Last month Mom found a coffee cup she liked in a catalogue and asked me to send for it for her. It says “Courage” on it.  She loves it and keeps saying how much she would like to have a whole set. I have a ton of coffee cups and that cup is always there for her. She uses it for her coffee every day. I tell her that and ask why she needs a whole set.

“So I can take them home with me.”

“You are home, Mom,” I said. 

She was showing this cup to my sister when she came to visit last week. Again, she mentioned that she’d like to have several more. My sister agreed that it was a nice cup.

The next morning, I came downstairs and my sister and Mom were having coffee and Mom was drinking out of a different cup. I looked in the cabinet and didn’t see her Courage cup anywhere.

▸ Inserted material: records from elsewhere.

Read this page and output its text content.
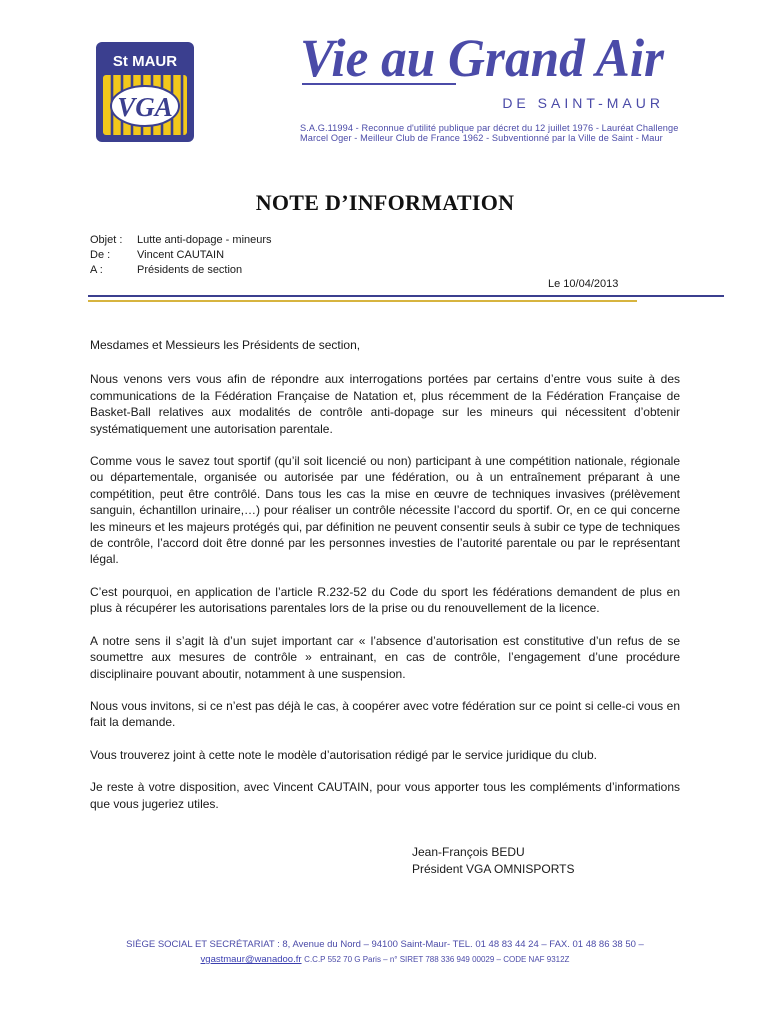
St MAUR
VGA
Vie au Grand Air
DE SAINT-MAUR
S.A.G.11994 - Reconnue d'utilité publique par décret du 12 juillet 1976 - Lauréat Challenge
Marcel Oger - Meilleur Club de France 1962 - Subventionné par la Ville de Saint - Maur
NOTE D’INFORMATION
Objet : Lutte anti-dopage - mineurs
De : Vincent CAUTAIN
A :	Présidents de section
Le 10/04/2013

Mesdames et Messieurs les Présidents de section,

Nous venons vers vous afin de répondre aux interrogations portées par certains d’entre vous suite à des communications de la Fédération Française de Natation et, plus récemment de la Fédération Française de Basket-Ball relatives aux modalités de contrôle anti-dopage sur les mineurs qui nécessitent d’obtenir systématiquement une autorisation parentale.

Comme vous le savez tout sportif (qu’il soit licencié ou non) participant à une compétition nationale, régionale ou départementale, organisée ou autorisée par une fédération, ou à un entraînement préparant à une compétition, peut être contrôlé. Dans tous les cas la mise en œuvre de techniques invasives (prélèvement sanguin, échantillon urinaire,…) pour réaliser un contrôle nécessite l’accord du sportif. Or, en ce qui concerne les mineurs et les majeurs protégés qui, par définition ne peuvent consentir seuls à subir ce type de techniques de contrôle, l’accord doit être donné par les personnes investies de l’autorité parentale ou par le représentant légal.

C’est pourquoi, en application de l’article R.232-52 du Code du sport les fédérations demandent de plus en plus à récupérer les autorisations parentales lors de la prise ou du renouvellement de la licence.

A notre sens il s’agit là d’un sujet important car « l’absence d’autorisation est constitutive d’un refus de se soumettre aux mesures de contrôle » entrainant, en cas de contrôle, l’engagement d’une procédure disciplinaire pouvant aboutir, notamment à une suspension.

Nous vous invitons, si ce n’est pas déjà le cas, à coopérer avec votre fédération sur ce point si celle-ci vous en fait la demande.

Vous trouverez joint à cette note le modèle d’autorisation rédigé par le service juridique du club.

Je reste à votre disposition, avec Vincent CAUTAIN, pour vous apporter tous les compléments d’informations que vous jugeriez utiles.

Jean-François BEDU
Président VGA OMNISPORTS
SIÈGE SOCIAL ET SECRÉTARIAT : 8, Avenue du Nord – 94100 Saint-Maur- TEL. 01 48 83 44 24 – FAX. 01 48 86 38 50 –
vgastmaur@wanadoo.fr C.C.P 552 70 G Paris – n° SIRET 788 336 949 00029 – CODE NAF 9312Z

“Mom, where’s your coffee cup?”

“I don’t know,” she said. “I’ve looked everywhere.”

When Mom got in the shower I told my sister to follow me into Mom’s room. I told her I knew that cup was in there somewhere.  I checked the dresser drawers and Kendra looked around the bedside table.  Sure, enough, she found it. Mom had wrapped it up in two different hats she wears, the cup wrapped in one hat and then those wrapped in another hat.  Who knows what her reason was. I told my sister maybe she was afraid you’d leave with it, or maybe she thought if she lost it, I’d go ahead and get her another one. I put it back out on the counter and when she finished her shower she was drinking from it again.

A few days later, she and I were doing the morning dishes and she mentioned having more of those cups and I asked her, as I dried her favorite cup, “do you feel like you need extra courage, Mom?”

She said, “no….not so much anymore.”

 

I guess I’ll get her three more for Mother’s Day.